Egypt's soccer addicts have been buzzing for months that Aboutrika's political persuasion may be causing divisions in the locker room. In one incident, he got into an acrimonious political argument with an army officer assigned to escort the team to its hotel when it returned home from a foreign trip after nighttime curfew.
Brotherhood opponents accused pro-Morsi fans of rooting against their own team. That too had a political overtone: Many accuse the Brotherhood of being more loyal to its international Islamist agenda than its own nation.
"Pro-Morsi supporters who are cheering for Ghana are simply sick and twisted," wrote Nervana Mahmoud, a well-known anti-Brotherhood activist, on Twitter.
Brotherhood "people hope that Egypt loses," tweeted Mahmoud Salem, a prominent blogger known as "Sandmonkey."
Heading into the match, the government had given a pro-military spin to the team.
The sports minister said the Pharaohs were taking to Ghana "the spirit of October," referring to the October 1973 Arab-Israeli war that is touted in Egypt as a victory for its military. The minister also accompanied the team to Kumasi.

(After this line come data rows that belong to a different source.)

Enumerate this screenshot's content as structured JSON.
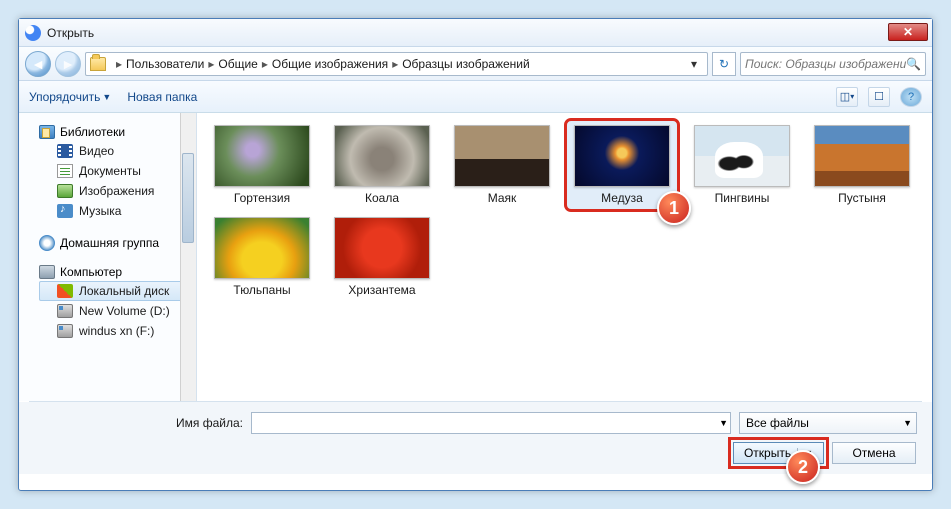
{
  "window": {
    "title": "Открыть"
  },
  "nav": {
    "breadcrumbs": [
      "Пользователи",
      "Общие",
      "Общие изображения",
      "Образцы изображений"
    ],
    "search_placeholder": "Поиск: Образцы изображений"
  },
  "toolbar": {
    "organize": "Упорядочить",
    "new_folder": "Новая папка"
  },
  "sidebar": {
    "libraries": {
      "label": "Библиотеки",
      "items": [
        {
          "label": "Видео",
          "icon": "video"
        },
        {
          "label": "Документы",
          "icon": "doc"
        },
        {
          "label": "Изображения",
          "icon": "img"
        },
        {
          "label": "Музыка",
          "icon": "music"
        }
      ]
    },
    "homegroup": {
      "label": "Домашняя группа"
    },
    "computer": {
      "label": "Компьютер",
      "drives": [
        {
          "label": "Локальный диск",
          "icon": "win",
          "selected": true
        },
        {
          "label": "New Volume (D:)",
          "icon": "hdd"
        },
        {
          "label": "windus xn (F:)",
          "icon": "hdd"
        }
      ]
    }
  },
  "files": [
    {
      "label": "Гортензия"
    },
    {
      "label": "Коала"
    },
    {
      "label": "Маяк"
    },
    {
      "label": "Медуза",
      "selected": true
    },
    {
      "label": "Пингвины"
    },
    {
      "label": "Пустыня"
    },
    {
      "label": "Тюльпаны"
    },
    {
      "label": "Хризантема"
    }
  ],
  "footer": {
    "filename_label": "Имя файла:",
    "filename_value": "",
    "filter": "Все файлы",
    "open": "Открыть",
    "cancel": "Отмена"
  },
  "callouts": {
    "c1": "1",
    "c2": "2"
  }
}
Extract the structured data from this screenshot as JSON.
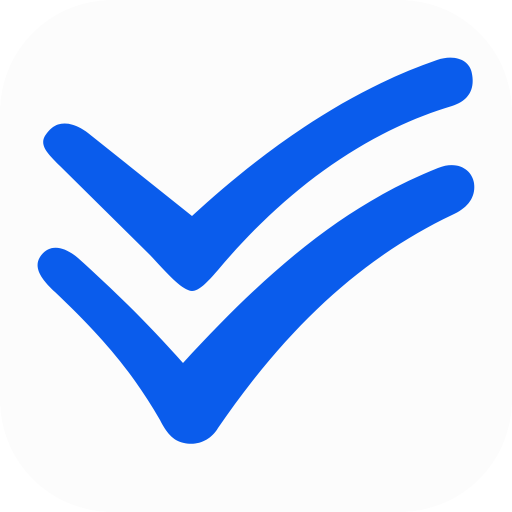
{
  "icon": {
    "name": "double-checkmark-icon",
    "background_color": "#fcfcfc",
    "mark_color": "#0a5cec"
  }
}
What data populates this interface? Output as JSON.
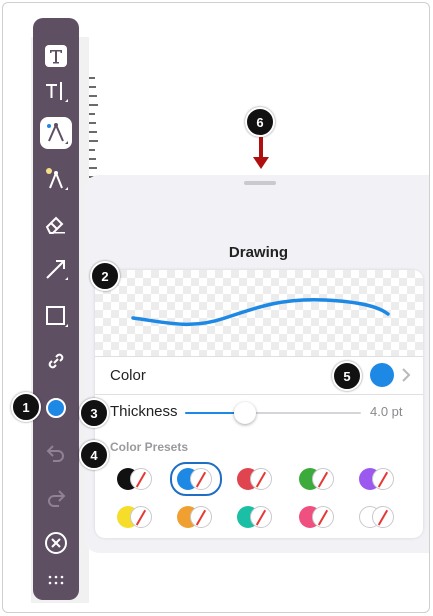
{
  "sheet": {
    "title": "Drawing",
    "color_label": "Color",
    "thickness_label": "Thickness",
    "thickness_value": "4.0 pt",
    "thickness_fraction": 0.34,
    "presets_label": "Color Presets",
    "current_color": "#1e88e5"
  },
  "toolbar": {
    "tools": [
      "text-box-tool",
      "text-tool",
      "pen-tool",
      "highlighter-tool",
      "eraser-tool",
      "arrow-tool",
      "rectangle-tool",
      "link-tool",
      "color-tool",
      "undo",
      "redo",
      "close",
      "more"
    ]
  },
  "presets": [
    {
      "color": "#111111",
      "selected": false
    },
    {
      "color": "#1e88e5",
      "selected": true
    },
    {
      "color": "#e0454f",
      "selected": false
    },
    {
      "color": "#3cab3c",
      "selected": false
    },
    {
      "color": "#9b59f0",
      "selected": false
    },
    {
      "color": "#f5dd2a",
      "selected": false
    },
    {
      "color": "#f0a030",
      "selected": false
    },
    {
      "color": "#1bbfa5",
      "selected": false
    },
    {
      "color": "#f0507f",
      "selected": false
    },
    {
      "color": "#ffffff",
      "selected": false
    }
  ],
  "callouts": [
    "1",
    "2",
    "3",
    "4",
    "5",
    "6"
  ]
}
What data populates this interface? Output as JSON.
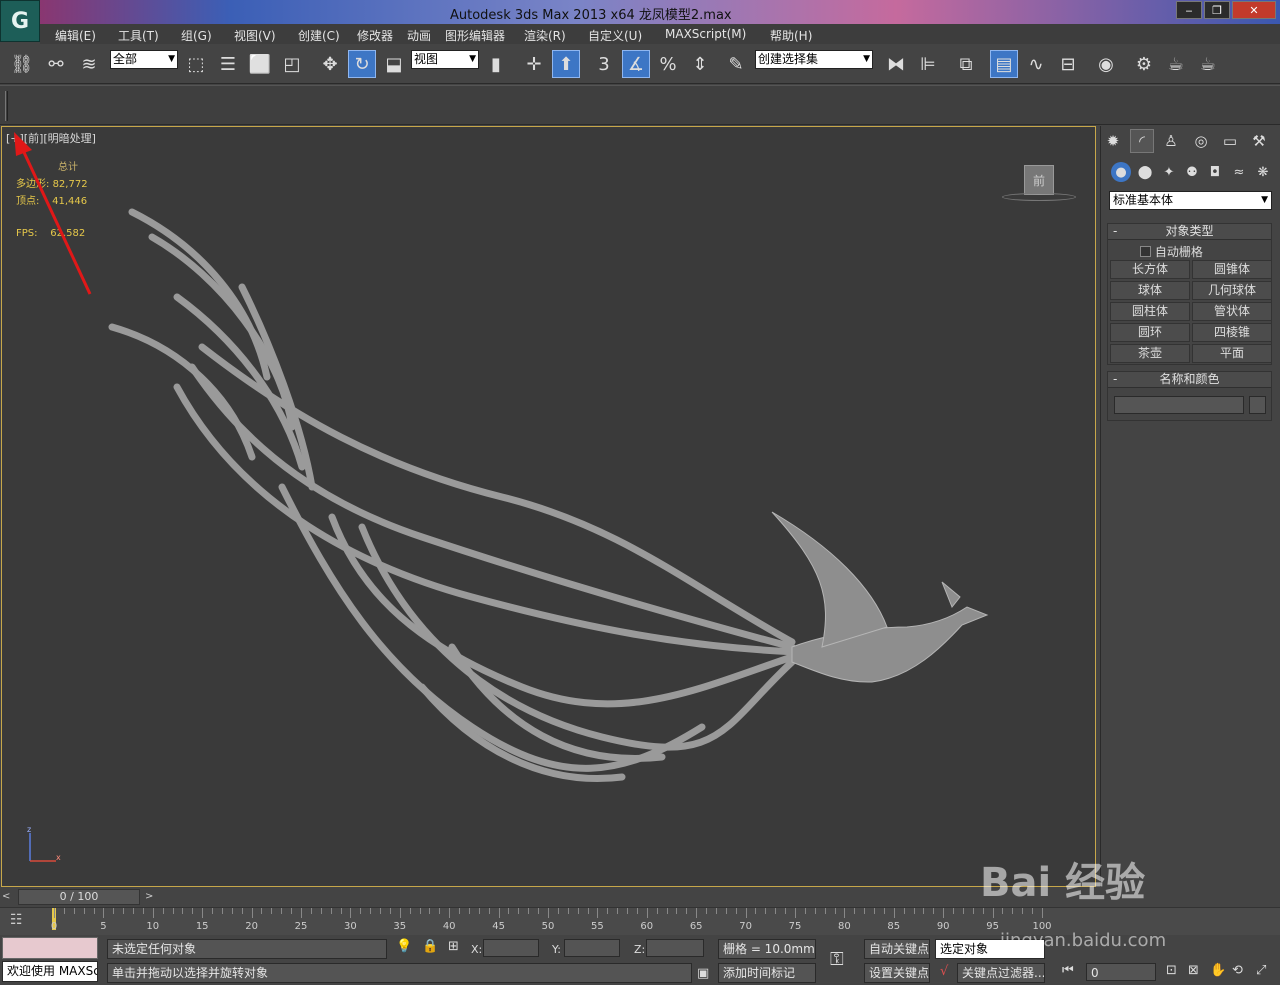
{
  "window": {
    "title": "Autodesk 3ds Max  2013 x64      龙凤模型2.max",
    "app_logo": "G",
    "controls": [
      "‒",
      "❐",
      "✕"
    ]
  },
  "menu": [
    "编辑(E)",
    "工具(T)",
    "组(G)",
    "视图(V)",
    "创建(C)",
    "修改器",
    "动画",
    "图形编辑器",
    "渲染(R)",
    "自定义(U)",
    "MAXScript(M)",
    "帮助(H)"
  ],
  "toolbar": {
    "selection_filter": "全部",
    "ref_coord": "视图",
    "named_selection": "创建选择集",
    "snap_number": "3",
    "angle_symbol": "%"
  },
  "viewport": {
    "label": "[+][前][明暗处理]",
    "stats_header": "总计",
    "polys_label": "多边形:",
    "polys_value": "82,772",
    "verts_label": "顶点:",
    "verts_value": "41,446",
    "fps_label": "FPS:",
    "fps_value": "62.582",
    "viewcube_label": "前",
    "axis_z": "z",
    "axis_x": "x"
  },
  "command_panel": {
    "dropdown": "标准基本体",
    "object_type_header": "对象类型",
    "auto_grid": "自动栅格",
    "buttons": [
      "长方体",
      "圆锥体",
      "球体",
      "几何球体",
      "圆柱体",
      "管状体",
      "圆环",
      "四棱锥",
      "茶壶",
      "平面"
    ],
    "name_color_header": "名称和颜色"
  },
  "timeline": {
    "frame_display": "0 / 100",
    "ticks": [
      "0",
      "5",
      "10",
      "15",
      "20",
      "25",
      "30",
      "35",
      "40",
      "45",
      "50",
      "55",
      "60",
      "65",
      "70",
      "75",
      "80",
      "85",
      "90",
      "95",
      "100"
    ]
  },
  "status": {
    "welcome": "欢迎使用 MAXSci",
    "selection": "未选定任何对象",
    "prompt": "单击并拖动以选择并旋转对象",
    "x_label": "X:",
    "y_label": "Y:",
    "z_label": "Z:",
    "grid": "栅格 = 10.0mm",
    "add_time_tag": "添加时间标记",
    "auto_key": "自动关键点",
    "selected_object": "选定对象",
    "set_key": "设置关键点",
    "key_filters": "关键点过滤器...",
    "frame_input": "0"
  },
  "watermark": {
    "main": "Bai 经验",
    "sub": "jingyan.baidu.com"
  },
  "colors": {
    "annotation_arrow": "#e01818",
    "active_blue": "#3d76c5",
    "stats_yellow": "#e6c84a",
    "viewport_border": "#c7a74a"
  }
}
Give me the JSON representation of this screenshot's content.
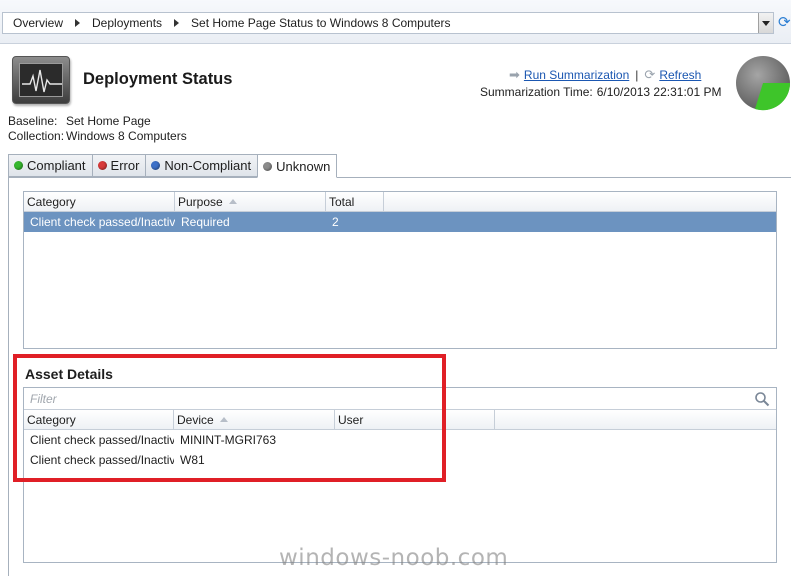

Even the airing of the match got pulled into politics. The Qatar-based Al-Jazeera network accused Egypt's state television of violating its exclusive broadcast rights by airing the match on its terrestrial channel. Egyptian authorities loathe Al-Jazeera for its perceived pro-Brotherhood bias, an accusation the network denies.
State TV chairman Essam el-Ameer insisted it was "our right" to air the match and "we will do it again with any matches we want."
"We will never surrender the rights of our people," he told the official Al-Ahram newspaper Wednesday.
The entanglement of sports and politics is not uncommon in this soccer-mad nation. Egypt's losses to Algeria in qualifiers for the 2010 World Cup finals sparked a stone-throwing assault on the Algerian Embassy in Cairo and a diplomatic spat between the two countries.
The return leg against Ghana will be played in Egypt on Nov. 19. But the Pharaohs' coach, American Bob Bradley, admitted that after Tuesday's heavy loss it was "nearly impossible" for the Egyptians to win a spot in the 2014 finals in Brazil.
The Pharaohs last reached the World Cup finals in 1990.
Egyptians have been desperately looking for something to cheer about after 2 ½ years of turmoil, including a 2012 soccer riot that killed 74 people.
Tuesday's lopsided score was all the more painful because it came on the first day of a major Muslim holiday, the Eid al-Adha, or the feast of sacrifice.
"Ghana slaughters the Pharaohs on Eid al-Adha," said Al-Ahram al-Masai, alluding to the Islamic tradition of sacrificing a sheep, goat or cow to mark the holiday.